Profiling methods used by medical aid schemes are unethical
RECENT reports of racial profiling and discrimination against black and Indian doctors by medical schemes and their investigation units have finally been revealed to the public.
Doctors have known this and experienced the heavy handedness and bullying tactics for years, but because it was done on a one-on-one basis, the pieces of this puzzle were not put together.
Doctors depend on direct payment from the schemes because the vast majority of patients served by doctors who work in the low socio-economic strata and previously disadvantaged communities don’t have credit cards and cannot afford to pay them directly.

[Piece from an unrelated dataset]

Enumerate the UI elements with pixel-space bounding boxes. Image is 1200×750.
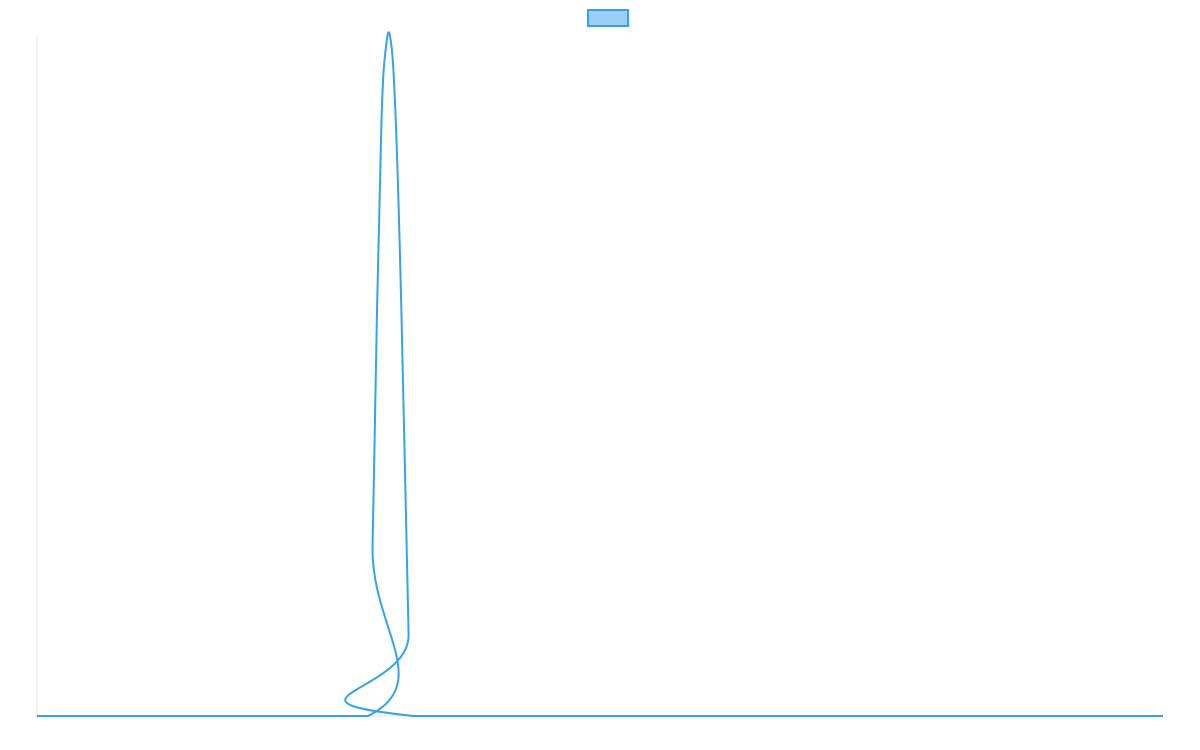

Maybe in the suburbs patients are able to pay, get receipts and claim back, but the poorer patients don’t have the money, nor do they have the resources to send receipts and invoices to medical aid schemes and wait for two or three weeks to get reimbursed.
Therefore, the direct payment system to doctors is convenient for both.
A very common bullying tactic that they use is to approach members of their scheme at their workplaces and ask them questions, intimidate them and very often these patients are not told why they are being questioned and are then given forms to sign.
Patients are expected to recall dates, and services in the past, within a few minutes, and under pressure and duress from the officialdom of the medical schemes and the “investigators”.
The members or patients are not told the true purpose of the questioning nor of the implication of the documents they sign.
Many of their rights are being violated without them even knowing it.
They don’t know what they are signing, they are never given copies of their forms that they have signed and then these statements are used to intimidate and bully doctors.
Often these schemes and their investigators want to use consultation rates and statistics from the leafy suburbs and transpose that data on practices servicing poor people.
Often the boards of many of these schemes are made up of engineers and actuaries, and a few doctors who come from the leafy suburbs and who have never worked with poor people, so their idea of disease patterns and consultation rates etc, is out of touch with the reality in poorer communities.
The direct payment leverage is abused by the schemes to intimidate and virtually blackmail doctors to reveal confidential patient information without the patients’ consent or knowledge.
The minister of health must get medical schemes to release figures of the racial proportions of the doctors they have targeted and investigated.
Let’s see how many white firms of investigators are used by schemes to enforce the racial profiling and discrimination.
No one condones or excuses fraud, but the profiling and methods used by the schemes are highly unethical, unlawful and now have the racial profiling component too.
The minister of health, civil society bodies and various political parties need to take this up and do urgent investigations.